The couple was fond of the Austin Playhouse and visited Esther’s Follies often. They loved Sixth Street and Austin’s restaurants and went to the movies every Thursday. “That’s when they came to clean the house, so we just got out,’ Varnum laughs.
And they watched television, often happening upon episodes Day had directed or stars she had worked with. “If we ever came close to fussing, that was the time,” Varnum joked. He explained that he enjoyed pausing the DVR at exciting points in programs and asking questions about things like what an actor had just said.
“Linda would say, ‘Are we going to watch the movie?’ and I would sit there like an old sullen hen. She did the same thing, but it was OK when she did it. She would say, ‘I directed him,’ or ‘Let me tell you about this one or that one.’ And, so, she did the same thing but I didn’t mind. It didn’t bother me a bit,” he laughs.
Day had worked with so many stars in her career that she had no shortage of anecdotes to recount. Varnum tells me about her “ego wall,” on which she kept clusters of photos.
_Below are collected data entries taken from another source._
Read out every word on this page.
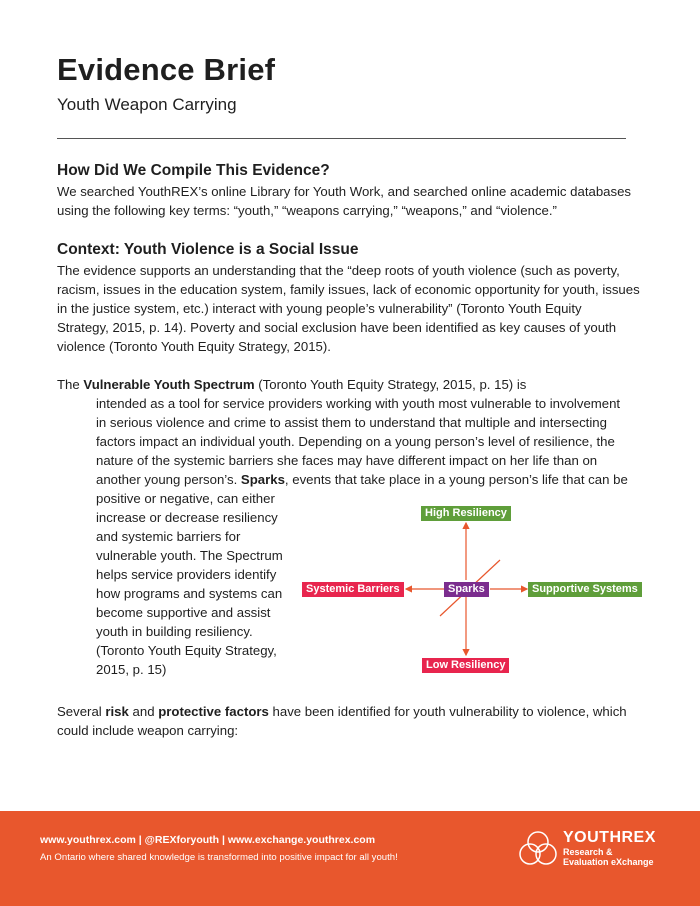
Evidence Brief
Youth Weapon Carrying
How Did We Compile This Evidence?

We searched YouthREX’s online Library for Youth Work, and searched online academic databases

using the following key terms: “youth,” “weapons carrying,” “weapons,” and “violence.”

Context: Youth Violence is a Social Issue

The evidence supports an understanding that the “deep roots of youth violence (such as poverty,

racism, issues in the education system, family issues, lack of economic opportunity for youth, issues

in the justice system, etc.) interact with young people’s vulnerability” (Toronto Youth Equity

Strategy, 2015, p. 14). Poverty and social exclusion have been identified as key causes of youth

violence (Toronto Youth Equity Strategy, 2015).

The Vulnerable Youth Spectrum (Toronto Youth Equity Strategy, 2015, p. 15) is

intended as a tool for service providers working with youth most vulnerable to involvement

in serious violence and crime to assist them to understand that multiple and intersecting

factors impact an individual youth. Depending on a young person’s level of resilience, the

nature of the systemic barriers she faces may have different impact on her life than on

another young person’s. Sparks, events that take place in a young person’s life that can be

positive or negative, can either

increase or decrease resiliency

and systemic barriers for

vulnerable youth. The Spectrum

helps service providers identify

how programs and systems can

become supportive and assist

youth in building resiliency.

(Toronto Youth Equity Strategy,

2015, p. 15)

High Resiliency
Systemic Barriers	Sparks	Supportive Systems
Low Resiliency

Several risk and protective factors have been identified for youth vulnerability to violence, which

could include weapon carrying:

www.youthrex.com | @REXforyouth | www.exchange.youthrex.com
An Ontario where shared knowledge is transformed into positive impact for all youth!
YOUTHREX
Research &
Evaluation eXchange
He describes a photo of her and Jerry Lewis upon which Lewis had penned, ‘Linda, my darling, I will never forget last night. Love, Jerry. January ’93.’
“Of course, there was no last night,” Varnum laughs.
There’s the picture of Day with Robert Redford as he gave her the Humanitas Award. The photo shows Day at a microphone while Redford, standing next to her, suspiciously looks at her backside. Day’s slip had gotten caught and was exposed. “She thought that story was so funny, she would tell it to everyone,” Varnum laughed.
And there’s a photo of Day with Carroll O’Connor sitting in Archie Bunker’s chair, now located in the Smithsonian Institute. “She used to take naps in that chair,” Varnum says.
The couple remained active until weeks before Day’s passing, traveling on cruises to destinations including Australia and New Zealand, Tahiti, Alaska and Europe. At the ages of 70 and 71, the couple went ziplining in Hawaii.
A private memorial service will be held on Nov. 20. Varnum isn’t sure many people would want to attend a service for somebody they didn’t know, even if they had been touched by her work.
“Everybody knows the stars,” he says, “but nobody really knows the people behind the scenes.”

This 2008 photo was taken in Hawaii after Steve and Linda had ziplined on two stations (four “zips”) and were preparing to do another one.
Linda Day relaxes on the set of “Archie Bunker’s Place.” “She had the greatest admiration for Carroll O’Connor,” Steve explains. “He was very nice to work with.”

Linda directed Jerry Lewis in an episode of “Mad About You.” Linda told the ad-libbing comic that he might want to “do his best stuff” because she would have to put some of it on the cutting room floor.

Linda (back row, center) poses with the cast and crew of “Married With Children.”

Robert Redford presents Linda with the Paul Newman Humanitas Award.

This photo of Linda and Steve was taken just a little over two months before Linda passed away. “Her smile was our constant companion,” Steve says.